C’est une fin austère qui bouleverse l’humour farfelu auquel nous avons été exposés jusqu’à présent et qui contraste avec le message que « Cabiria » vise à envoyer avec ses moments de clôture tout aussi emblématiques. Après la perte de chaque centime de son nom, ainsi que la perte d’un avenir qui n’est désormais autorisé à exister que dans son esprit, Cabiria revient en ville accompagnée d’un groupe de jeunes fêtards qui forment un défilé en son honneur. . Le sourire qu’ils forment sur son visage est associé à une seule larme noire, gracieuseté de son mascara en ruine, cimentant son rang de clown à la vue de tous, mais signalant également au public que Cabiria continuera. C’est peut-être une femme de mauvaise réputation à qui on a tout enlevé, mais elle a toujours son espoir et tant qu’elle s’y accroche, tout ira bien. Pendant ce temps, peut-être que tout le message sous-jacent d’Anora est que l’espoir est réservé à ceux qui ne peuvent pas se permettre la réalité. En fin de compte, nous ne sommes pas laissés avec l’idée qu’Ani ira bien, mais nous réalisons plutôt qu’elle n’a jamais été bien au départ.

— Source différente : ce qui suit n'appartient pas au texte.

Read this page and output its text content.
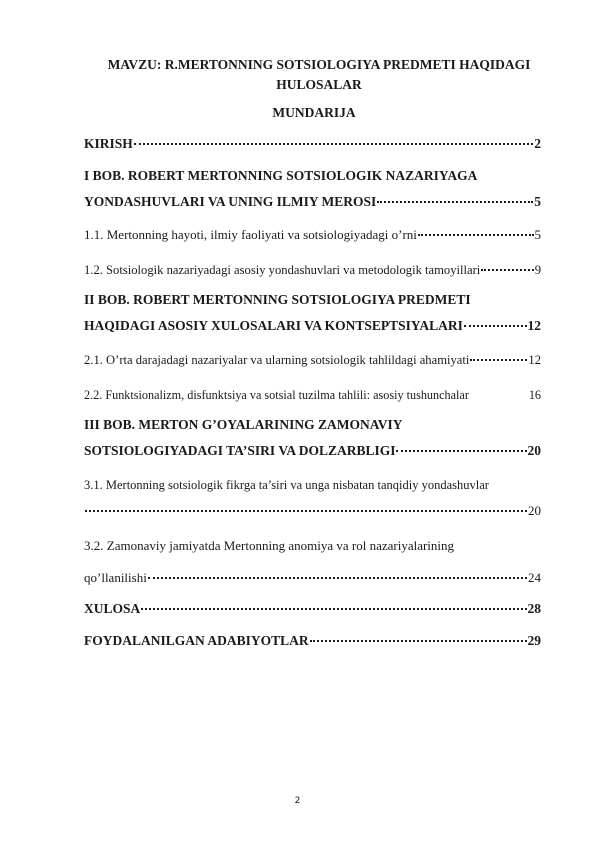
MAVZU: R.MERTONNING SOTSIOLOGIYA PREDMETI HAQIDAGI HULOSALAR
MUNDARIJA
KIRISH	2
I BOB. ROBERT MERTONNING SOTSIOLOGIK NAZARIYAGA
YONDASHUVLARI VA UNING ILMIY MEROSI	5
1.1. Mertonning hayoti, ilmiy faoliyati va sotsiologiyadagi o’rni	5
1.2. Sotsiologik nazariyadagi asosiy yondashuvlari va metodologik tamoyillari	9
II BOB. ROBERT MERTONNING SOTSIOLOGIYA PREDMETI
HAQIDAGI ASOSIY XULOSALARI VA KONTSEPTSIYALARI	12
2.1. O’rta darajadagi nazariyalar va ularning sotsiologik tahlildagi ahamiyati	12
2.2. Funktsionalizm, disfunktsiya va sotsial tuzilma tahlili: asosiy tushunchalar	16
III BOB. MERTON G’OYALARINING ZAMONAVIY
SOTSIOLOGIYADAGI TA’SIRI VA DOLZARBLIGI	20
3.1. Mertonning sotsiologik fikrga ta’siri va unga nisbatan tanqidiy yondashuvlar
20
3.2. Zamonaviy jamiyatda Mertonning anomiya va rol nazariyalarining
qo’llanilishi	24
XULOSA	28
FOYDALANILGAN ADABIYOTLAR	29
2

Tout au long des deux films, nous sommes attirés par le sort de personnages en marge de la société et par les opportunités qu’ils saisissent pour s’élever au-dessus de leur rang. Tandis qu’en centrant ces personnages, tous deux tentent de reconnaître la valeur et la dignité qui devraient leur être accordées, les films exposent également notre propre complicité dans leur honte. Comme le public ricanant devant les rêves que l’hypnotiseur tire de l’esprit de Cabiria, nous rions tandis qu’Ani bat deux hommes deux fois sa taille et endure des fiançailles sexuelles d’une durée extrêmement brève avec Ivan, un acte dans lequel son plaisir se révèle être le deuxième derrière lui en jizzant aussi vite qu’humainement possible. . Ce n’est que lorsque nous voyons Ani s’effondrer dans les bras d’Igor que nous réalisons que nous n’aurions peut-être pas dû rire du tout. Nous sommes ainsi ramenés aux questions initialement posées en haut de cet article. Pourquoi des femmes comme Cabiria et Anora doivent-elles être confrontées à une telle inhumanité ? Après les avoir vu non seulement ramper et se frayer un chemin pour sortir de situations dangereuses, mais aussi émettre une telle beauté dans un monde qui ne les considère que comme des salopes et rien d’autre, ne pouvons-nous pas leur accorder un certain sentiment de sécurité ou au moins une certaine sensibilité générale ? En fin de compte, la vraie question dans le cas des deux personnages : reconnaîtraient-ils une âme vraiment bonne s’ils en rencontraient une ou passeraient-ils à côté d’elle de peur d’être brisés une fois de plus ?

« Anora » est sorti par Neon et joue désormais dans les salles de New York et de Los Angeles.